BasilRathbone · 09/02/2012 12:53

The P word? Confused

BasilRathbone · 09/02/2012 12:54

Oh - patriarchy.

Grin

Soz.

[dim]

BasilRathbone · 09/02/2012 12:54

Oh god and sorry for saying soz as well. Dreadful habit I have picked up from my co-ed DS

Fennel · 09/02/2012 15:31

Maybe I was the sort of nerdy girl Bonsoir was trying to avoid Grin but I found being in boy-dominated classes (mixed sex school, I was the only girl in physics and further maths A levels with lots of spotty boys) quite freeing. I do worry about the idea that girls are gentle little flowers who get squashed by those rowdy boys. As feminists (on this board anyway) shouldn't we be teaching our girls to be a bit more outspoken and challenging so they don't need special sheltered environments?

My dds seem to appreciate having boys around in school, they certainly aren't cowed into silence or girlish giggles around them, not so far anyway.

duchesse · 09/02/2012 15:55

Yeay for "nerdy girls" who dare to be themselves!

Takver · 09/02/2012 16:57

I think for some girls it can be fine, Fennel, but not for all. Otherwise - unless we accept some fundamental difference between the sexes - it is hard to explain why only 25% of A level physics students are girls. Of course single sex schools wouldn't change that overnight, but I think in many cases they provide an easier climate for girls to choose science.

I also think that gender stereotyping tends to work more strongly at lower academic levels. It is reasonably 'acceptable' for a girl to study A level maths or physics (so long as she doesn't mind being considered nerdy/geeky). Its much less acceptable for a girl to choose mechanics over hairdressing at college, or 'Resistant Materials' GCSE over 'Fashion Design' when they take their options.

(Can you tell I've been quizzing the staff on M/F student ratios at 2ndary school open days - I get a sadistic pleasure in watching the woodworking teachers squirm gently though as a good member of the sisterhood I'm nicer to the sewing teachers Grin )

More seriously, the longer term income effects of option choices are pretty obvious; all those Resistant Materials students are likely to go off to small engineering workshops, be fixing tractors or the like. And the fashion design students . . . I'm not so sure what the options for those are round here, but I'm betting they're not that well paid. (Of course one in a thousand may go off to London & make a good wage in fashion, but realistically it isn't going to be many of them.)
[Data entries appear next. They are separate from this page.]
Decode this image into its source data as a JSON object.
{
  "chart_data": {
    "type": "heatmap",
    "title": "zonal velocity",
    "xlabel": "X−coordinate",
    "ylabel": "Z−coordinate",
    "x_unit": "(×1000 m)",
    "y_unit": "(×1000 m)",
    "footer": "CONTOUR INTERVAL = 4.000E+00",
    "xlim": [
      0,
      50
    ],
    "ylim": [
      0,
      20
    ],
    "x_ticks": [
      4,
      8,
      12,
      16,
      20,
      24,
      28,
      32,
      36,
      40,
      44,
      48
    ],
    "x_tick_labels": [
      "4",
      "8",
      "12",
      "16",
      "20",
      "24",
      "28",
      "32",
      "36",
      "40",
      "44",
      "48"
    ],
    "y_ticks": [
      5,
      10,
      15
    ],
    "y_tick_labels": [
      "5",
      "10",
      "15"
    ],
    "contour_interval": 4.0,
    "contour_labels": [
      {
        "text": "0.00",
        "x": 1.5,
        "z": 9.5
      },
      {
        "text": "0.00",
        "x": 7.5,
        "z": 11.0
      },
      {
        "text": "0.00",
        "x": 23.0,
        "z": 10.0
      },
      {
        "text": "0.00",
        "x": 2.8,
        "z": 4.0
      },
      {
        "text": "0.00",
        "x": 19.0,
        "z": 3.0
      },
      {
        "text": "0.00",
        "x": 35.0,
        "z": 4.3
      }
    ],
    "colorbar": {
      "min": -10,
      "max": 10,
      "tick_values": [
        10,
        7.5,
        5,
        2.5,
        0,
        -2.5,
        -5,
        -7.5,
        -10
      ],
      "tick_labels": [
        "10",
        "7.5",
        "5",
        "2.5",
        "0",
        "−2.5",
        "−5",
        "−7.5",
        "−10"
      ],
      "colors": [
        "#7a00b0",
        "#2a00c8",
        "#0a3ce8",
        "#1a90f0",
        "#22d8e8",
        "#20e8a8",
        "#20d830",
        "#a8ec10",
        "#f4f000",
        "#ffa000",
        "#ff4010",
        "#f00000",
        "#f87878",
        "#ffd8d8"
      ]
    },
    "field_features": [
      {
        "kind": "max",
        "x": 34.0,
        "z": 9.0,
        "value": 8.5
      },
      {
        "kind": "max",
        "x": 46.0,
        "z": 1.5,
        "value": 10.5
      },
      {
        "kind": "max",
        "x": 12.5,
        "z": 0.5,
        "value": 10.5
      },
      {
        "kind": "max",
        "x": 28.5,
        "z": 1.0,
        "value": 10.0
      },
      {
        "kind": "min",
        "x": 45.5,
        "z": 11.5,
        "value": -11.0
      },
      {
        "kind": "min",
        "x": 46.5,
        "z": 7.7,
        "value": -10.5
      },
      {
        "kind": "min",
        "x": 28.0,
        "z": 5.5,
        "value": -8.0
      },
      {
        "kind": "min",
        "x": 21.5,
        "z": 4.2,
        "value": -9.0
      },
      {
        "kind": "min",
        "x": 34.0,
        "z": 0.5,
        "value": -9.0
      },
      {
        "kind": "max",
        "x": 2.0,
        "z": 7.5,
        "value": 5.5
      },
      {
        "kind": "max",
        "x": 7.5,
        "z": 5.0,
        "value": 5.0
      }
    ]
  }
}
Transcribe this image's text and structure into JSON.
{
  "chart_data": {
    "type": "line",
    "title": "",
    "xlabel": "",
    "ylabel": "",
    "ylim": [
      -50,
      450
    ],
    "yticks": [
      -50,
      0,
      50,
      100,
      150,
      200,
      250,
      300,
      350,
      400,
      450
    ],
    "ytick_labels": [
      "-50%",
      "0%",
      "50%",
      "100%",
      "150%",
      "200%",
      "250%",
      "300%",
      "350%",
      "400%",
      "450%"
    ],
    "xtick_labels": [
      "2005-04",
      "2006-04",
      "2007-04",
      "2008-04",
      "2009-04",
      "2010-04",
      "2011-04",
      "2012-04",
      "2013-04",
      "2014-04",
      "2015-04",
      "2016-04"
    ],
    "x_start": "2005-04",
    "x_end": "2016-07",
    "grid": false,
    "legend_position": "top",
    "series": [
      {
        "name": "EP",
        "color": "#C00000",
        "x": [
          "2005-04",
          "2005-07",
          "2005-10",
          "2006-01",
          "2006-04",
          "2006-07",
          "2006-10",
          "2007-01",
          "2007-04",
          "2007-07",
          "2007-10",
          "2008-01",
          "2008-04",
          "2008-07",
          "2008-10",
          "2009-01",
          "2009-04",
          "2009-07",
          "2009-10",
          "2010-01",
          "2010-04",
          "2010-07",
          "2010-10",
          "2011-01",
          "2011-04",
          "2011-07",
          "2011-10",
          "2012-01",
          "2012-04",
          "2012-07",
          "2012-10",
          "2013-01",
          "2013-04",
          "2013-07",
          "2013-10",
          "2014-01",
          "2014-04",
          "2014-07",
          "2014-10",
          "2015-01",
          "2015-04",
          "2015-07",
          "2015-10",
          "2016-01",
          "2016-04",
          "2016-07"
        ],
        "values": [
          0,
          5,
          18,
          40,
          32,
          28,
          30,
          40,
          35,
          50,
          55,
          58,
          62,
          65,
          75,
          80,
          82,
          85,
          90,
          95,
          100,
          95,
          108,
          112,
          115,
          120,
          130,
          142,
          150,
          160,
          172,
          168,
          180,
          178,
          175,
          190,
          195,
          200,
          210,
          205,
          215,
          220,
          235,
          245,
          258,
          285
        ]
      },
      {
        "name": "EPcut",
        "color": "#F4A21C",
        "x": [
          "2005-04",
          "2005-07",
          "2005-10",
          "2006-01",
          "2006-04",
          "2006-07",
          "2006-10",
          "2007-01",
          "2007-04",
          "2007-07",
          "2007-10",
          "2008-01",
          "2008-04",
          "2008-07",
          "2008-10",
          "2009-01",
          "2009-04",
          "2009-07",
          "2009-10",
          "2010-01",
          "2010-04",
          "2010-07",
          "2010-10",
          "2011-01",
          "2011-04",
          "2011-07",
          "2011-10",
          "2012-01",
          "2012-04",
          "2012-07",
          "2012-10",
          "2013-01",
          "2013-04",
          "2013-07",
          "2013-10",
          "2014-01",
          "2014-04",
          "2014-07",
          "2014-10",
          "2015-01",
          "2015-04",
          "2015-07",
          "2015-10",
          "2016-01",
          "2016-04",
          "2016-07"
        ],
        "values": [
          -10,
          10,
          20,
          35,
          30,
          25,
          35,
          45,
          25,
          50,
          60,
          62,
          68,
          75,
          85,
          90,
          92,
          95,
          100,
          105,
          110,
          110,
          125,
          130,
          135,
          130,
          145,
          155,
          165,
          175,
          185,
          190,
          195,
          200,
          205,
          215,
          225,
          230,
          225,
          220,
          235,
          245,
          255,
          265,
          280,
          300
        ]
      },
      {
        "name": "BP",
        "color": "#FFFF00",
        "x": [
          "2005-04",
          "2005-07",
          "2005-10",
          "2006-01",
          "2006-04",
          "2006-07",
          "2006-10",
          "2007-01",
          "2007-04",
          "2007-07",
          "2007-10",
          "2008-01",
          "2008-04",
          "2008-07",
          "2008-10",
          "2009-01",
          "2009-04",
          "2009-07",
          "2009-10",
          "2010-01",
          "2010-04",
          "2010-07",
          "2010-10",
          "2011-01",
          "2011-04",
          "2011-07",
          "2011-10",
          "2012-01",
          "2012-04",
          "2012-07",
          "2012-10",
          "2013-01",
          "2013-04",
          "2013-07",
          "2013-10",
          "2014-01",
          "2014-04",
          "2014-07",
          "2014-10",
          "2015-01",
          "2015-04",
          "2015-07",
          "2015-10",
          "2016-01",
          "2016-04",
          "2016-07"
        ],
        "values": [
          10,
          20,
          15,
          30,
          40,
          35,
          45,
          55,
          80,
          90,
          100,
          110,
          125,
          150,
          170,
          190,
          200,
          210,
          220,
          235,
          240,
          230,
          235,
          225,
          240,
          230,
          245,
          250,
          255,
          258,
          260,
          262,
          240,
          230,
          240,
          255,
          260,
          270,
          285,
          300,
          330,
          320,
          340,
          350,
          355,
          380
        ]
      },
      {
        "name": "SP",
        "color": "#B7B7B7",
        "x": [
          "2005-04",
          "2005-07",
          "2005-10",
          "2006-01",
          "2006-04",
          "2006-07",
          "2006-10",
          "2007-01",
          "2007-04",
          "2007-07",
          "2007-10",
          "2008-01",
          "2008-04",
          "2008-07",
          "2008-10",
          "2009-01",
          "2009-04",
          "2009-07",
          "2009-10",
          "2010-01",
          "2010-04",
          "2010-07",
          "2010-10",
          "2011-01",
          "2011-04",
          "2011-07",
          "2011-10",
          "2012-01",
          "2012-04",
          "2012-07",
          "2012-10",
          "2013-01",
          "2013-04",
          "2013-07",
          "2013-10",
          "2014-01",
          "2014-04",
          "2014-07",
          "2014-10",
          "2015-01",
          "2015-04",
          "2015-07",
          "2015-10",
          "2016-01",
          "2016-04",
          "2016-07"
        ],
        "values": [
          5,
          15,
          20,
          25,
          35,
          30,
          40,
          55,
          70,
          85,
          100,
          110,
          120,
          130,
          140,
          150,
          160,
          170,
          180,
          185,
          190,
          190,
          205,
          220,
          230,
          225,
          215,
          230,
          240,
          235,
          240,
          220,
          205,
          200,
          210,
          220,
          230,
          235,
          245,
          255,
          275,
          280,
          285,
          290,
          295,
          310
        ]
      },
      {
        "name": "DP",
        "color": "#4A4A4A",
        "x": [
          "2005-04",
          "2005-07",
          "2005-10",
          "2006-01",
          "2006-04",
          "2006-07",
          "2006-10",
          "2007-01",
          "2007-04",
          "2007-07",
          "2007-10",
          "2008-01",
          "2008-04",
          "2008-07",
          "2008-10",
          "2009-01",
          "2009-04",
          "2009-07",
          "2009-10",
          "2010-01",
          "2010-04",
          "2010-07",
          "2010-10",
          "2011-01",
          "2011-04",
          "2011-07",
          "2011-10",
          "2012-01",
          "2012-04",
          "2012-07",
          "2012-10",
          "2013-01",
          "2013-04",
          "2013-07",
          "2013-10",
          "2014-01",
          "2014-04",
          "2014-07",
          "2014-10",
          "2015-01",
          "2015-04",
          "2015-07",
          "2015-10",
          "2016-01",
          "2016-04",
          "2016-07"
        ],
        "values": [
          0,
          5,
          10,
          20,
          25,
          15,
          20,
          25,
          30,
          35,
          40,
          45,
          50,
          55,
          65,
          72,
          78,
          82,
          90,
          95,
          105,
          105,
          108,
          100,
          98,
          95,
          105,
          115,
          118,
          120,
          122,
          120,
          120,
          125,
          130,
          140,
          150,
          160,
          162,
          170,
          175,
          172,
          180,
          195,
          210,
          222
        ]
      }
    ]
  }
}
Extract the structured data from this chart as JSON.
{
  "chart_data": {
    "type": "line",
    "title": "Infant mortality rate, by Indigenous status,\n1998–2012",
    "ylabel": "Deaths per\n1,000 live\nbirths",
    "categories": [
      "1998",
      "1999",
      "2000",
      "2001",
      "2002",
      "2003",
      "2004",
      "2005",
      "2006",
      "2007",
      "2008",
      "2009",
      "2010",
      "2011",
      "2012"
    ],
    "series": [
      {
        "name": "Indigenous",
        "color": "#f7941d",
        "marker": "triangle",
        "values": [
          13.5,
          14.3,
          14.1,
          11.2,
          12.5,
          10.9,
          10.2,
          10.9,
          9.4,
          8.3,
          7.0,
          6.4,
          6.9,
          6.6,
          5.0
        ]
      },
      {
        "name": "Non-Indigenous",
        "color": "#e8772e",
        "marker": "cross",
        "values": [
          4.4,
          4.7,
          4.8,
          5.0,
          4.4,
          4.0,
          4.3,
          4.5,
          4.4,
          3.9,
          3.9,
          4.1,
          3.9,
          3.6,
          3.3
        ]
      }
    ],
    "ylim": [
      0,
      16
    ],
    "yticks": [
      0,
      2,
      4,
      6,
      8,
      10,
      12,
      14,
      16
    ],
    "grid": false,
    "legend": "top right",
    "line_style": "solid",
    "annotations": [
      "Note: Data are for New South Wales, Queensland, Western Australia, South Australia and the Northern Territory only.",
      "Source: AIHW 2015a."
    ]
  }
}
Bonsoir · 09/02/2012 17:22

"I do worry about the idea that girls are gentle little flowers who get squashed by those rowdy boys."

I don't worry about that issue at all because I don't think it exists. The point is that a lot of girls in the 16-18 age range find science types (boys and girls) of the same age group very immature and intolerable company for hours at a time, days on end. Certainly, here in France where the Bac S (science-concentration bac) is the most prestigious, it is still an issue for girls to follow it not because they are not up to the science, but because all the immature science types are concentrated in those classes.

duchesse · 09/02/2012 17:40

Hmm, huge exhibition (one of those educational exhibitions they take all the 2ndry school pupils to see) a couple of years ago in my home town in Normandy about that very topic Bonsoir. The conclusion of all the number-crunching the exhibition was based on was that it was pretty much entirely due social conditioning and lower aspirations on the girls' part.

MarshaBrady · 09/02/2012 17:46

Blimey was different at my old school. More girls in advanced maths and physics. Mostly mature girls, head girls, prefects etc.

Concentration of boyish boys in bottom sets instead.